Di tengah situasi pandemi yang tidak menentu, Bupati Banyuwangi Ipuk Fiestiandani, melepas ekspor perdana produk reduktan herbisida produksi PT Pandawa Agri Industri (PAI). Sebanyak 20 ribu liter cairan pengurang dosis obat-obatan kimia pertanian tersebut dikirim ke Malaysia.

Pelepasan tersebut dilakukan di pusat pabrik PAI di Desa Benelan Lor, Kecamatan Kabat Banyuwangi, Rabu (17/3/2021). Produk yang diekspor adalah Weed Solution, campuran yang digunakan untuk mengurangi dosis herbisida namun masih memiliki efektivitas yang sama dengan dosis tunggal.

Bupati Ipuk mengapresiasi ekspor produk reduktan herbisida ini yang digawangi oleh tiga putra daerah asal Banyuwangi. Produk inovatif ini menjadi bukti bahwa inovasi bisa melahirkan banyak peluang bisnis prospektif.

"Kami sangat gembira dengan adanya produk ini, apalagi berhasil diekspor hingga manca negara. Saya akan meminta Dinas Pertanian untuk bisa berkolaborasi untuk mewujudkan pertanian yang berkelanjutan di Banyuwangi," kata Ipuk kepada wartawan, Kamis (18/3/2021).

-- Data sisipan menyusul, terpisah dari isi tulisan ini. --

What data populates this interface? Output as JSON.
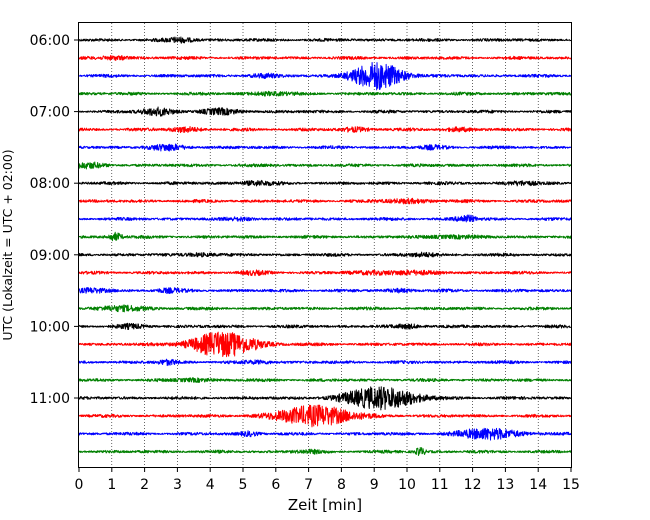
{
  "chart_data": {
    "type": "line",
    "title": "",
    "xlabel": "Zeit  [min]",
    "ylabel": "UTC (Lokalzeit = UTC + 02:00)",
    "xlim": [
      0,
      15
    ],
    "x_ticks": [
      "0",
      "1",
      "2",
      "3",
      "4",
      "5",
      "6",
      "7",
      "8",
      "9",
      "10",
      "11",
      "12",
      "13",
      "14",
      "15"
    ],
    "y_ticks": [
      {
        "label": "06:00",
        "trace_index": 0
      },
      {
        "label": "07:00",
        "trace_index": 4
      },
      {
        "label": "08:00",
        "trace_index": 8
      },
      {
        "label": "09:00",
        "trace_index": 12
      },
      {
        "label": "10:00",
        "trace_index": 16
      },
      {
        "label": "11:00",
        "trace_index": 20
      }
    ],
    "grid": "vertical dotted at each minute",
    "trace_minutes": 15,
    "color_cycle": [
      "#000000",
      "#ff0000",
      "#0000ff",
      "#008000"
    ],
    "series": [
      {
        "start": "06:00",
        "color": "#000000",
        "events": [
          [
            3.1,
            2.2,
            0.3
          ]
        ]
      },
      {
        "start": "06:15",
        "color": "#ff0000",
        "events": [
          [
            1.1,
            1.6,
            0.3
          ]
        ]
      },
      {
        "start": "06:30",
        "color": "#0000ff",
        "events": [
          [
            9.1,
            13.0,
            0.55
          ],
          [
            5.6,
            1.5,
            0.3
          ]
        ]
      },
      {
        "start": "06:45",
        "color": "#008000",
        "events": [
          [
            5.8,
            1.5,
            0.4
          ]
        ]
      },
      {
        "start": "07:00",
        "color": "#000000",
        "events": [
          [
            2.4,
            3.5,
            0.35
          ],
          [
            4.3,
            2.2,
            0.45
          ]
        ]
      },
      {
        "start": "07:15",
        "color": "#ff0000",
        "events": [
          [
            3.2,
            2.4,
            0.3
          ],
          [
            8.4,
            1.8,
            0.3
          ],
          [
            11.5,
            1.6,
            0.3
          ]
        ]
      },
      {
        "start": "07:30",
        "color": "#0000ff",
        "events": [
          [
            2.7,
            2.4,
            0.4
          ],
          [
            10.8,
            1.4,
            0.3
          ]
        ]
      },
      {
        "start": "07:45",
        "color": "#008000",
        "events": [
          [
            0.3,
            2.0,
            0.35
          ]
        ]
      },
      {
        "start": "08:00",
        "color": "#000000",
        "events": [
          [
            5.4,
            2.0,
            0.35
          ],
          [
            13.5,
            1.8,
            0.3
          ]
        ]
      },
      {
        "start": "08:15",
        "color": "#ff0000",
        "events": [
          [
            10.0,
            1.8,
            0.5
          ]
        ]
      },
      {
        "start": "08:30",
        "color": "#0000ff",
        "events": [
          [
            11.8,
            3.5,
            0.2
          ],
          [
            5.0,
            1.4,
            0.3
          ]
        ]
      },
      {
        "start": "08:45",
        "color": "#008000",
        "events": [
          [
            1.1,
            3.8,
            0.15
          ],
          [
            11.3,
            1.4,
            0.5
          ]
        ]
      },
      {
        "start": "09:00",
        "color": "#000000",
        "events": [
          [
            3.7,
            1.6,
            0.3
          ],
          [
            10.5,
            1.6,
            0.3
          ]
        ]
      },
      {
        "start": "09:15",
        "color": "#ff0000",
        "events": [
          [
            9.6,
            1.8,
            0.8
          ],
          [
            5.3,
            1.3,
            0.3
          ]
        ]
      },
      {
        "start": "09:30",
        "color": "#0000ff",
        "events": [
          [
            0.4,
            2.0,
            0.3
          ],
          [
            2.7,
            1.6,
            0.3
          ],
          [
            9.8,
            1.3,
            0.3
          ]
        ]
      },
      {
        "start": "09:45",
        "color": "#008000",
        "events": [
          [
            1.4,
            2.4,
            0.45
          ]
        ]
      },
      {
        "start": "10:00",
        "color": "#000000",
        "events": [
          [
            1.6,
            1.6,
            0.3
          ],
          [
            10.1,
            1.6,
            0.3
          ]
        ]
      },
      {
        "start": "10:15",
        "color": "#ff0000",
        "events": [
          [
            4.4,
            12.0,
            0.7
          ]
        ]
      },
      {
        "start": "10:30",
        "color": "#0000ff",
        "events": [
          [
            2.7,
            2.2,
            0.2
          ],
          [
            5.5,
            1.4,
            0.3
          ]
        ]
      },
      {
        "start": "10:45",
        "color": "#008000",
        "events": [
          [
            3.5,
            1.4,
            0.35
          ]
        ]
      },
      {
        "start": "11:00",
        "color": "#000000",
        "events": [
          [
            9.2,
            11.0,
            0.75
          ]
        ]
      },
      {
        "start": "11:15",
        "color": "#ff0000",
        "events": [
          [
            7.2,
            10.0,
            0.8
          ]
        ]
      },
      {
        "start": "11:30",
        "color": "#0000ff",
        "events": [
          [
            12.5,
            5.5,
            0.6
          ],
          [
            5.2,
            2.0,
            0.2
          ]
        ]
      },
      {
        "start": "11:45",
        "color": "#008000",
        "events": [
          [
            10.4,
            3.8,
            0.1
          ],
          [
            7.0,
            1.2,
            0.3
          ]
        ]
      }
    ]
  }
}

"Ini akan sejalan dengan program kami, dimana kami telah memberikan bantuan penggunaan pupuk organik sebanyak 800 liter di tiap desa," imbuhnya.

CEO dan Founder PT Pandawa Agri Industri Kukuh Roxa Putra mengatakan, perusahaannya telah mendapat pesanan perdana produk reduktan herbisida 'Weed Solution' dari perusahaan raksasa sawit asal Malaysia. Total pesanan dari Malaysia tersebut pada tahun 2021 ini mencapai 100 ribu liter.

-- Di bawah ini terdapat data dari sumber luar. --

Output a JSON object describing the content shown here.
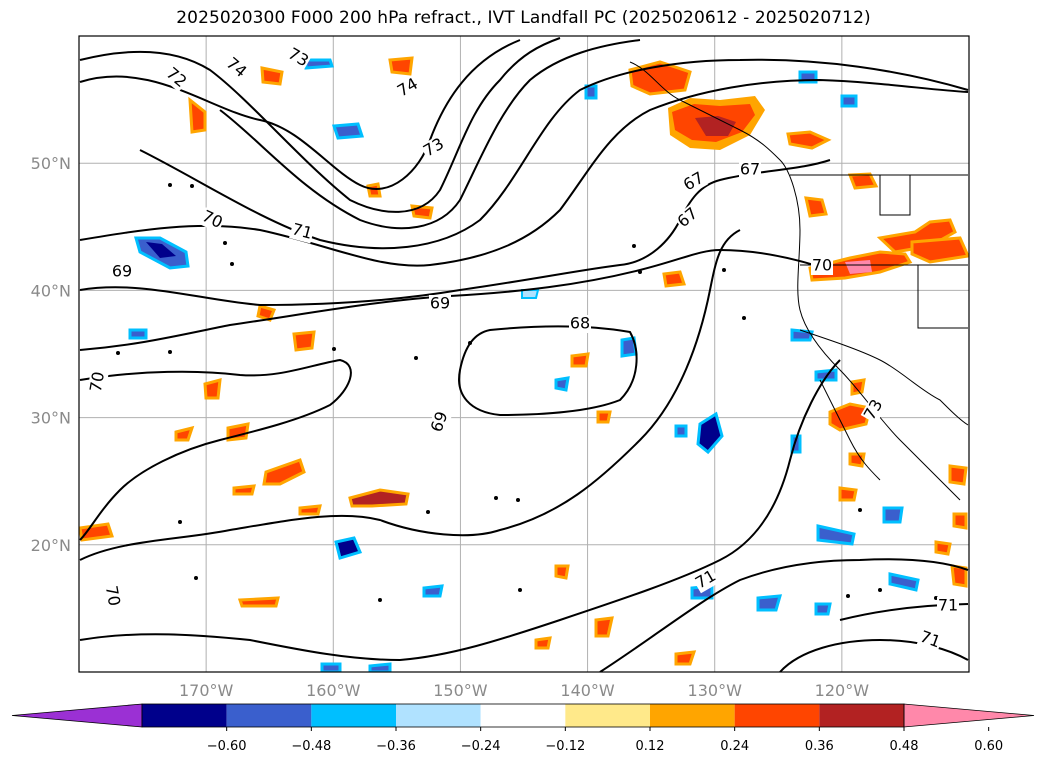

"Sebenarnya pesanan sejak tahun lalu, namun karena pandemi sempat molor. Alhamdulillah, awal tahun ini dilanjutkan. Perusahaan sawit Felda tersebut sudah menganggarkan pembelian sebanyak 100 ribu liter selama tahun 2021. Pada ekspor perdana ini, kami kirim sebanyak 20 ribu liter dulu," kata Kukuh.